Art of fund-switching
Boston — The stock market is falling. Or is it? Interest rates are rising. Or are they? People who manage and invest in mutual funds are supposed to keep track of these things and know what they are doing. If stocks are up, money can be moved to an equity fund; if stocks are down (when, presumably, interest rates will be up), a switch can be made into the money market fund.
There is no foolproof way to time the market's twists and turns, and most people should probably not make major mutual fund shifts more than twice a year, but investment experts do agree that now looks like a good time to watch the stock and money markets closely.
Being able to switch among a variety of funds is supposed to be one of the advantages of a large ''family'' of mutual funds. Most of the bigger companies offer a toll-free telephone number to make the job even easier. The question reamins: When?
''There are no guidelines on switching,'' admits Sheri Kole, a financial analyst with the College for Financial Planning in Denver. There are many technically oriented investors who switch in and out of various funds several times a year, she notes.
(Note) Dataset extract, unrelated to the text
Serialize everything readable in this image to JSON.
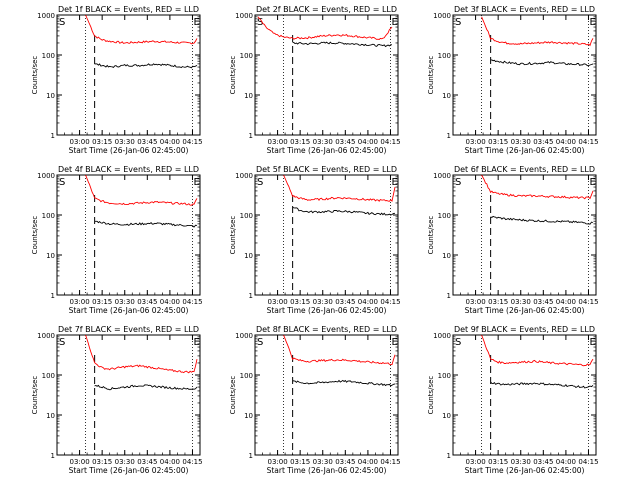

Apart from watching fund performance records in newspapers, magazines, and the many fund newsletters that are available, there are two other ways to time switches: fund switch newsletters and timing services.
There are two primary players in the newsletter game, Switch Fund Advisory (Schabacker Investment Management, 8943 Shady Grove Court, Gaithersburg, Md. 20877, $75 a year, 3 months for $25) and Telephone Switch Newsletter (Fabian Financial Services, PO Box 2538, Huntington Beach, Calif. 92647, $89 a year, 6 months for $55). Both newsletters give recommendations about the best funds to use for market-timed switches and notify subscribers when it is time to move from one type of fund to another.
The publishers of both of these newsletters are also involved in timing services, which is the other main way to help ensure that a mutual fund investment keeps up with the times. There are several timing services, with minimum investments ranging from zero to $150,000.
Before doing business with one of them, you will have to put your money into a mutual fund company with a number of individual funds. The fund shares remain in your name, and you can withdraw any or all of your investment at any time. By signing a form, you give the timing service the power to switch money around within the fund group. You also pay whatever charge the fund imposes for each switch, usually less than $5.
For most timing services, the annual fees run about 2 percent of assets. Some may add an additional flat charge of $200 to $500 a year.
In addition to the Fabian and Schabacker services, a few of the services ranked highly in a recent Money magazine survey included Greenwich Monitrend Corporation (222 Bridge Plaza South, Fort Lee, N.J. 07024); PSM Investors (121 Judy Farm Road, Carlisle, Mass., 01741); Lowry Management Corporation (350 Royal Palm Way, Palm Beach, Fla. 33480); Schield Management Company (1610 Wynkoop Street, Denver, Colo. 80202); and Monitored Assets Corporation (2910 Westown Parkway, West Des Moines, Iowa 50265). All seven were able to yield at least an 18 percent compounded annual rate of return.
Another switching method, recommended by mutual fund expert William E. Donoghue, does not rely on timing, but simply requires one to keep track of current average yields for money market funds.
When 30-day money fund yields, as measured by the Donoghue average, are below 10 percent, people should be fully invested in a growth stock fund, he says. When the average is between 10 and 11 percent, 75 percent of the money should be in the stock fund and 25 percent in a money fund. With the average between 11 and 12 percent, the investment should be evenly split between stock and money funds. When the average is between 12 and 13 percent, the balance should be 25 to 75 in favor of money funds. And 100 percent should be in money funds when their yields are above 13 percent.